In Stark v. St. Mary’s Hospital, 717 F.2d 322 (7th 1983), the Seventh Circuit concluded that the decision of whether to discharge the debt of an omitted creditor is based on equity. The Stark court said the burden is on the debtor to show that law and equitable principles allow the reopening of the case to include the omitted creditor. Without such a showing by the debtor, the debt will not be discharged and the creditor will have a claim against the debtor, despite the previous order for discharge of debts.
This case has been criticized for suggesting that adding a creditor to a schedule has an effect on the dischargeability of the underlying debt. See In re Anderson, 72 B.R. 783 (Bankr.
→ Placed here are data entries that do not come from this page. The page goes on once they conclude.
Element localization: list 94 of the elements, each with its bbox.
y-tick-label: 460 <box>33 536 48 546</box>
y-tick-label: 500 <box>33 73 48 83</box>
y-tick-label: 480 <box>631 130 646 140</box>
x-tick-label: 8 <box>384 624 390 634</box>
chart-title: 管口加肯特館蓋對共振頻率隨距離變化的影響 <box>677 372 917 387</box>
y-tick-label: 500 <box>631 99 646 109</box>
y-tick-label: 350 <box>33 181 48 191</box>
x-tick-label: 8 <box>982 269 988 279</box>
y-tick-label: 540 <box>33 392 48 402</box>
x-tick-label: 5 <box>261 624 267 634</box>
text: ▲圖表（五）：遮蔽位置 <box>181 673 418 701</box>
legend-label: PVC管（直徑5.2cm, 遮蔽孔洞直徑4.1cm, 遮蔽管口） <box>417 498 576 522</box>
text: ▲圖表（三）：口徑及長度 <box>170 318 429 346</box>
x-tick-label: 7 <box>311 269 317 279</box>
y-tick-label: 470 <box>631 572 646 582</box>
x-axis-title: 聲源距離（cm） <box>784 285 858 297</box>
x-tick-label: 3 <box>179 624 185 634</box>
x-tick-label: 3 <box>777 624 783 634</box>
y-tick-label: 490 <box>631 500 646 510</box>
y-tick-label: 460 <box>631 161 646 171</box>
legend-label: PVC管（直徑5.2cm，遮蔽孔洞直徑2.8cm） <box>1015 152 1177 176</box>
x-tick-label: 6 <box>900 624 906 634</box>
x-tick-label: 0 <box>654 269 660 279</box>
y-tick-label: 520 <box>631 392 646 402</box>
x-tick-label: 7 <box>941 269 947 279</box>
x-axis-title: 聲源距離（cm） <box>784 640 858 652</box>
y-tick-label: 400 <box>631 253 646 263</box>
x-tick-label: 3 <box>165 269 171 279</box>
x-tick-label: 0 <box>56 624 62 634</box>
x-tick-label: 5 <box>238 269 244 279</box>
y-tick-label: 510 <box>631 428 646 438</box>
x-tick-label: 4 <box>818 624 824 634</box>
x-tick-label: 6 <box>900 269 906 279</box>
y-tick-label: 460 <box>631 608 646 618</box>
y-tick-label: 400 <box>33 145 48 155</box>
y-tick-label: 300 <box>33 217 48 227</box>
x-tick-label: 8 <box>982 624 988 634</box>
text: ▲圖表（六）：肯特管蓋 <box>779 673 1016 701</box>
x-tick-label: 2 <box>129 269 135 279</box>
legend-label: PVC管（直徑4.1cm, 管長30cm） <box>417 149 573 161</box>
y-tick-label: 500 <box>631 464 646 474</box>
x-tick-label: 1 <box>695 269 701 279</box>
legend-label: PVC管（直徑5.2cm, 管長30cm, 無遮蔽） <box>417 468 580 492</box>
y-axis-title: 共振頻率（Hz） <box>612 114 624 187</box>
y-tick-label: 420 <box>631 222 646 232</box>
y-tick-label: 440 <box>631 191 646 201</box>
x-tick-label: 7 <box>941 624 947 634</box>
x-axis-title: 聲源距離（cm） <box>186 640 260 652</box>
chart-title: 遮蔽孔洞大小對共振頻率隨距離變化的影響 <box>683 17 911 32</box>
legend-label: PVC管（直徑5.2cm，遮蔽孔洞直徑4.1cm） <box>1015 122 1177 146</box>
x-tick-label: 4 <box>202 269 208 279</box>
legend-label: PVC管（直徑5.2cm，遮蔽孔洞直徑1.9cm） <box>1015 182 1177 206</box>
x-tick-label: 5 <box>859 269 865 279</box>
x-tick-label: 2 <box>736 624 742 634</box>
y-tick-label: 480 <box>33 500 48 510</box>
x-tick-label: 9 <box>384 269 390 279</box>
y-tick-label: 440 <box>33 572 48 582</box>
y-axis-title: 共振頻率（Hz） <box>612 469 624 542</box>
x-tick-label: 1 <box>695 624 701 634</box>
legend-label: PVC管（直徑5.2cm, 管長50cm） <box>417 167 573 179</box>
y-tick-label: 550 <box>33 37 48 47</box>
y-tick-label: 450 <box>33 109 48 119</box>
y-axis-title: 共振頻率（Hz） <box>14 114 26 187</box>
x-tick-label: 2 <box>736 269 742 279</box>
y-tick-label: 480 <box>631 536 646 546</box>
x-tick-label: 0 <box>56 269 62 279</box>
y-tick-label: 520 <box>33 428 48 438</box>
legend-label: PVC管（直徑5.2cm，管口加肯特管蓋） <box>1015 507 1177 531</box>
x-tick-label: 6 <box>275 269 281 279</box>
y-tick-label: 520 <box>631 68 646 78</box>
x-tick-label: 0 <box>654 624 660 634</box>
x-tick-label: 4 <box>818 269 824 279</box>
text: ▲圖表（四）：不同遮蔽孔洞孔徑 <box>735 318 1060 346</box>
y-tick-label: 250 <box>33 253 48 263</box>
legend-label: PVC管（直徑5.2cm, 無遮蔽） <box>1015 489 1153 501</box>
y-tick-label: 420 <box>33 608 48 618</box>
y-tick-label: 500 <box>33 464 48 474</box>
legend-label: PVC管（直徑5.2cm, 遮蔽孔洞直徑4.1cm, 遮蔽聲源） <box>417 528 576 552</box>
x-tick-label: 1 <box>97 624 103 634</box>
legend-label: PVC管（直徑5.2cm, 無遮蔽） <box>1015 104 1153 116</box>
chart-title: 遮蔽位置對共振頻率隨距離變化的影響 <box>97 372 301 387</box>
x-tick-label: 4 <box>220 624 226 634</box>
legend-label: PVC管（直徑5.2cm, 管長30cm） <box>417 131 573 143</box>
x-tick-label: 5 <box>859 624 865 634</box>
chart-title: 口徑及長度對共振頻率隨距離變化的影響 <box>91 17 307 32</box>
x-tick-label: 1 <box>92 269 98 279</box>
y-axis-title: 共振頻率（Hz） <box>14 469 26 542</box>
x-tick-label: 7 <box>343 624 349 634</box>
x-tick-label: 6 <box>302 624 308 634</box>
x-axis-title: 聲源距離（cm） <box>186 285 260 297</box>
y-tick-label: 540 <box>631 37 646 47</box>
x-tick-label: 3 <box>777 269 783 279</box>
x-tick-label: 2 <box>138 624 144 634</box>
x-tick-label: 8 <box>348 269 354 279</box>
D. Minn. 1987).
The general rule in most jurisdictions is that a debt is either dischargeable or not based on the nature of the debt, and the nature of the status of the claims proceeding, and that reopening the case is unnecessary.
Even in the 7th Circuit, which is Illinois, Indiana and Wisconsin, if the creditor has actual notice of some kind, such as you called and told them, or if “no harm, no foul” because the case was a “no asset case” and they would have gotten nothing even if they were listed, or if the creditor is really to blame because they sold the debt to someone else and didn’t tell them, the case does not have to be reopened at all. At Geraci Law, the issue rarely comes up.